Chapter 6 Humans, Animals and Machines
‘Incredible!’ breathed Arthur, ‘the people … ! The things … ?’ ‘The things,’ said Ford Prefect quietly, ‘are also people.’ ‘The people …’ resumed Arthur, ‘the … other people …’ (Adams, 1980, p. 83).
This chapter (as the first in Part III Rethinking Robots and Communication) was an opportunity to draw out some ideas about perceptions of, and assumptions about, boundaries between humans, animals and machines. It built in particular on the argument in the previous chapter, which identified the importance of trust and respect in working relations between humans and robots collaborating to complete a joint task.
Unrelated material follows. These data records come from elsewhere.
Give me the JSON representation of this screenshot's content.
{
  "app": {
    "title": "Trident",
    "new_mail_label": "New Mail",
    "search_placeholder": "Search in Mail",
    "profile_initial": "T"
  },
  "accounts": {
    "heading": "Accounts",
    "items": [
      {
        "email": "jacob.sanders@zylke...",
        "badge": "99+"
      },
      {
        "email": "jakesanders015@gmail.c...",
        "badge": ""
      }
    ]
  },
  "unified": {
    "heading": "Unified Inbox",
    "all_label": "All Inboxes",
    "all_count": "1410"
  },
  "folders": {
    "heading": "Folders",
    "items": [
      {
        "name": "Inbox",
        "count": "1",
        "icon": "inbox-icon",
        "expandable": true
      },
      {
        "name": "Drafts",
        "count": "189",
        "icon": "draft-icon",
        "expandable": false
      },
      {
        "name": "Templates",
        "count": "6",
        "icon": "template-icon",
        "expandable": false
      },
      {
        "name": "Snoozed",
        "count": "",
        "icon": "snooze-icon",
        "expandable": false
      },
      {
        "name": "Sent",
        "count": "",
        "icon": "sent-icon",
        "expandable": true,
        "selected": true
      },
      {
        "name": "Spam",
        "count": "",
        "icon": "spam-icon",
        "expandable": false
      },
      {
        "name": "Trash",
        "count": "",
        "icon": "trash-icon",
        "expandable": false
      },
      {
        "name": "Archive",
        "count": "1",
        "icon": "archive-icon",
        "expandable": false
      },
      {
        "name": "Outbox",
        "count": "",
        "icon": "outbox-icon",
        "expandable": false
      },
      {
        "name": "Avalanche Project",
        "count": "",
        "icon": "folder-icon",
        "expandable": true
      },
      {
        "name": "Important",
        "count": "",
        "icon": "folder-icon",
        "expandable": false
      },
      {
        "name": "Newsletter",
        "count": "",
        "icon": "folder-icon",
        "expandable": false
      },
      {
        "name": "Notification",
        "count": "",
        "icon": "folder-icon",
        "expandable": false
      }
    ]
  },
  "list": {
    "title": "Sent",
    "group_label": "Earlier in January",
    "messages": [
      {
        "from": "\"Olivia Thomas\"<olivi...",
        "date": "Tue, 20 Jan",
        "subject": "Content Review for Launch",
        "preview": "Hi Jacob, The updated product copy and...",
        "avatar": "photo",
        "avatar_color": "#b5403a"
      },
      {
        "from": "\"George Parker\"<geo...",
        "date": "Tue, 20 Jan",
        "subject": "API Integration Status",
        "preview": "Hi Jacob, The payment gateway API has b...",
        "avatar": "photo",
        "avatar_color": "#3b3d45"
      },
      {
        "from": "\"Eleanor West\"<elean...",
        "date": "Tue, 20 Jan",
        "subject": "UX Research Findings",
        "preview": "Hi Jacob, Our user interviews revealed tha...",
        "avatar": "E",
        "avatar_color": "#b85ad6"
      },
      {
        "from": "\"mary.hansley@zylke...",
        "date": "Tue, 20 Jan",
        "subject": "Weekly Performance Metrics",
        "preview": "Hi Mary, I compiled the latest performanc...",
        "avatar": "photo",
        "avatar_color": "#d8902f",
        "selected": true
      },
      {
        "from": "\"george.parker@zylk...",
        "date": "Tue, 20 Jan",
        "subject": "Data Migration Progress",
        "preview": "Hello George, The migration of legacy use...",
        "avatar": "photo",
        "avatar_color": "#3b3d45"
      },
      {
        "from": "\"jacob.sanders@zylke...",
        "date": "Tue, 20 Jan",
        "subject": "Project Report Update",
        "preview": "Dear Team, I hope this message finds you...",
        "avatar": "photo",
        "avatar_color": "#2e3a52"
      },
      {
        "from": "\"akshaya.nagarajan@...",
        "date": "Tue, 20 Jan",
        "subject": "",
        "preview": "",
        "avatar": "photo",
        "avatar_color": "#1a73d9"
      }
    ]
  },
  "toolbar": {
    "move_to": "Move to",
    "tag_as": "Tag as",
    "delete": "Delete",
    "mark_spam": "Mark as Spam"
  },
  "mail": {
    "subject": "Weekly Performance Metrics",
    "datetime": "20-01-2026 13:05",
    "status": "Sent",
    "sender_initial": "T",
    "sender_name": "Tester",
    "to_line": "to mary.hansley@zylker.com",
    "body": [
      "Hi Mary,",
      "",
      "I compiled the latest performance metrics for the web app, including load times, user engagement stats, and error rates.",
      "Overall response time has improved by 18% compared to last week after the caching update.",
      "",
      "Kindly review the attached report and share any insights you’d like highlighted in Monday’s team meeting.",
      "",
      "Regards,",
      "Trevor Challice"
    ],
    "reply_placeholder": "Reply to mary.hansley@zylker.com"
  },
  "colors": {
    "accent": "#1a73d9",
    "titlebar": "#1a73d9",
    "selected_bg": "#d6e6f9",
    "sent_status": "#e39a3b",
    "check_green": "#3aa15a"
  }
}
The quotation, quite possibly the one that I was most disappointed to lose, sums up the idea that it is better to think about animals and robots as (at least somewhat) like people as opposed to as things. I think that language makes it difficult to articulate the complex boundary relations between different beings, whether they human animals, other animals, plants or machines, and the more I think about it now (more than a year after my book was published) I find myself still struggling to express ideas about a range of beings as agents, while also keeping a clear recognition of the absolute differences between them (where difference is not framed as negative, but rather as of positive value to interrelationships).
Adams, D. (1980) The restaurant at the end of the universe. London: Pan Books.